Evidence established proof beyond any reasonable doubt of Pakistani complicity in the attack. The Indian investigation, with the results of which the U.S. intelligence community concurs, led, in February 2009, to charges against 35 Pakistani nationals, including members of Lashkar-e-Taiba and Pakistan’s Inter-Services Intelligence, who had aided and abetted the attack.

The Justice Department subsequently filed charges against David Coleman Headley, an American of Pakistani descent, for his role in the attacks. He cooperated with U.S. authorities and is now serving a 35-year sentence.

Pakistani authorities continue to deny culpability. A trial underway in a Pakistani anti-terrorism court against seven suspects has made little headway in more than a decade, as Pakistani officials serially question the sufficiency and legitimacy of evidence against them.

A divisional bench of the Islamabad High Court is now considering a Federal Investigation Agency request for a stay on anti-terrorism proceedings. The court has suspended the trial to give the prosecution time to produce 19 witnesses who have yet to testify, but many of them are refusing to do so out of fear.

Simply put, it is akin to a mafia trial in which not only the defense lawyers but also the judges work for the same crime boss. That the alleged masterminds of the attack are not even on Pakistan’s most-wanted list underscores the lack of seriousness in Islamabad in resolving the issue.

If Pakistan is serious about counterterrorism, it will recognize that there are no factors that justify the Mumbai attacks. What happened in India’s largest city and commercial capital was a crime against humanity, which no military or diplomatic dispute excuses. The refusal to arrest and try Lashkar-e-Taiba co-founder Hafiz Muhammad Saeed and the group’s leader, Zakiur Rehman Lakhvi, simply highlights the reality that the late Osama bin Laden’s presence in Pakistan was no outlier but was rather evidence of a pattern in which Pakistani authorities protect master terrorists. Pakistan’s insincere approach to countering terror financing, as documented by the Financial Action Task Force, simply reinforces the point.

In recent years, U.S. administrations and courts have taken a no-nonsense approach to prioritizing the rights of victims over those of terror sponsors and recognizing the importance of financial restitution. President Trump, for example, signed the Taylor Force Act into law in March 2018, determining that the United States would withhold funding to the Palestinian Authority in proportion to the amount of money it spent in its “pay to slay” schemes in which it paid pensions to convicted terrorists or their families.

Likewise, a condition for the removal of Sudan from the State Sponsors of Terrorism list was that country’s payment of $335 million to compensate victims of terrorism perpetrated by Sudan-based groups or individuals. The Islamic Republic of Iran has forfeited numerous lawsuits in U.S. courts, while others are ongoing.

The families of Sept. 11 victims likewise seek compensation from Saudi Arabia because of the complicity of some Saudi diplomats in the tragedy of that day.
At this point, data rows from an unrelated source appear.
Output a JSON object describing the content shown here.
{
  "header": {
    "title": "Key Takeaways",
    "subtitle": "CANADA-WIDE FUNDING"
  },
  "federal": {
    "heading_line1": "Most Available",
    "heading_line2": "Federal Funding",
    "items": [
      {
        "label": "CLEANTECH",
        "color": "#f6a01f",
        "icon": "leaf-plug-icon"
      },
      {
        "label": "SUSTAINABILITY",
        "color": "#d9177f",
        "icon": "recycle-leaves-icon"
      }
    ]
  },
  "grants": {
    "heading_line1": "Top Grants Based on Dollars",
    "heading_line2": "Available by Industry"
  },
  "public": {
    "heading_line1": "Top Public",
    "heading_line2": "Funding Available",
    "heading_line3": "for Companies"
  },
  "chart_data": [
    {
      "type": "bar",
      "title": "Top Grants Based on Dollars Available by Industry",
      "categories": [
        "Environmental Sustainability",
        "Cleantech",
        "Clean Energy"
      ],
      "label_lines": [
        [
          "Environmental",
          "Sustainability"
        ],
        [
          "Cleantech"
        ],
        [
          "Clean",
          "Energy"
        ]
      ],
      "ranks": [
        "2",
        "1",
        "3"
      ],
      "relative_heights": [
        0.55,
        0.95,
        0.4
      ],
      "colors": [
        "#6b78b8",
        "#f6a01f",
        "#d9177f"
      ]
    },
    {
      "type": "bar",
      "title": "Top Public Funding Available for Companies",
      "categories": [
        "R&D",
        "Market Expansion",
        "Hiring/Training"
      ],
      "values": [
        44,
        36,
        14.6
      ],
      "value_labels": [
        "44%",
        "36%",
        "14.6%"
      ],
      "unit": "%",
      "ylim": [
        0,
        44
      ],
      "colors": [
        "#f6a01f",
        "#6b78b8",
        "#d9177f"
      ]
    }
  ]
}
When President Barack Obama vetoed the Justice Against Sponsors of Terrorism Act in September 2016, both the House of Representatives and Senate overwhelmingly overturned his veto to enact the bill into law.

Citizens of dozens of nations have fallen victim to Pakistan-sponsored terror. The Mumbai attacks alone claimed victims from not only the U.S. and India but also from Australia, Canada, France, Italy, the United Kingdom, Japan, Israel, the Netherlands, Jordan, Malaysia, Mexico, Singapore, and Mauritius. While only six Americans died in Mumbai, the number of American victims of Pakistani terror support is orders of magnitude higher when Pakistan’s sponsorship of the Taliban is considered.

On Thanksgiving Day, people should be thankful for the liberty, democracy, and religious freedom that we enjoy but should also remember those who have suffered at the hands of states that uphold and embrace their antithesis.